Eken, Y, Patel, P, Díaz, T, Jones, MR, Wilson, AK
Journal of computer-aided molecular design. 2018;(10):1097-1115
Abstract
In this effort in the SAMPL6 host-guest binding challenge, a combination of molecular dynamics and quantum mechanical methods were used to blindly predict the host-guest binding free energies of a series of cucurbit[8]uril (CB8), octa-acid (OA), and tetramethyl octa-acid (TEMOA) hosts bound to various guest molecules in aqueous solution. Poses for host-guest systems were generated via molecular dynamics (MD) simulations and clustering analyses.

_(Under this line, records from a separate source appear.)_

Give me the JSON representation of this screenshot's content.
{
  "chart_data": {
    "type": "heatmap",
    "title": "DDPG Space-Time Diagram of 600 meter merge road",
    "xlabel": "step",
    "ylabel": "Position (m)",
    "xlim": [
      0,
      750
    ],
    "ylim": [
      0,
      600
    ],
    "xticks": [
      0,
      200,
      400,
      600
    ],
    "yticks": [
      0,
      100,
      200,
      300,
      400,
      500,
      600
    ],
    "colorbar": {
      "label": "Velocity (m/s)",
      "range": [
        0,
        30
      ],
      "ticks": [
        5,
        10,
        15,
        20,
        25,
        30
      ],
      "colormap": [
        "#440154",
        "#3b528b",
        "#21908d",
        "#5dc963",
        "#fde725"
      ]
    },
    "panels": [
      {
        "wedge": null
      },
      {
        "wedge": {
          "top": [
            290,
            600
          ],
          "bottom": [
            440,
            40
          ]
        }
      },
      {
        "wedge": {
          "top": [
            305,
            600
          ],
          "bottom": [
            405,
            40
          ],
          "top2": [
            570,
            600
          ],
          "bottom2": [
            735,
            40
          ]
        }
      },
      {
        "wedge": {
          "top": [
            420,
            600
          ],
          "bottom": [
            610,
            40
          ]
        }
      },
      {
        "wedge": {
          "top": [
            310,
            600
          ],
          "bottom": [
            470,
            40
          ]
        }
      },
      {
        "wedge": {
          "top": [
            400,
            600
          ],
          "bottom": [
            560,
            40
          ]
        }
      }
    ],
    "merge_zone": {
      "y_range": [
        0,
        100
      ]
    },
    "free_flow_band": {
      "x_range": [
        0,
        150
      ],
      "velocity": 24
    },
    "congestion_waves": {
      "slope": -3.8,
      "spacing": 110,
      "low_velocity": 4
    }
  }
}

The binding free energies for the structures obtained via cluster analyses of MD trajectories were calculated using the MMPBSA method and density functional theory (DFT) with the inclusion of Grimme's dispersion correction, an implicit solvation model to model the aqueous solution, and the resolution-of-the-identity (RI) approximation (MMPBSA, RI-B3PW91-D3, and RI-B3PW91, respectively). Among these three methods tested, the results for OA and TEMOA systems showed MMPBSA and RI-B3PW91-D3 methods can be used to qualitatively rank binding energies of small molecules with an overbinding by 7 and 37 kcal/mol respectively, and RI-B3PW91 gave the poorest quality results, indicating the importance of dispersion correction for the binding free energy calculations. Due to the complexity of the CB8 systems, all of the methods tested show poor correlation with the experimental results. Other quantum mechanical approaches used for the calculation of binding free energies included DFT without the RI approximation, utilizing truncated basis sets to reduce the computational cost (memory, disk space, CPU time), and a corrected dielectric constant to account for ionic strength within the implicit solvation model.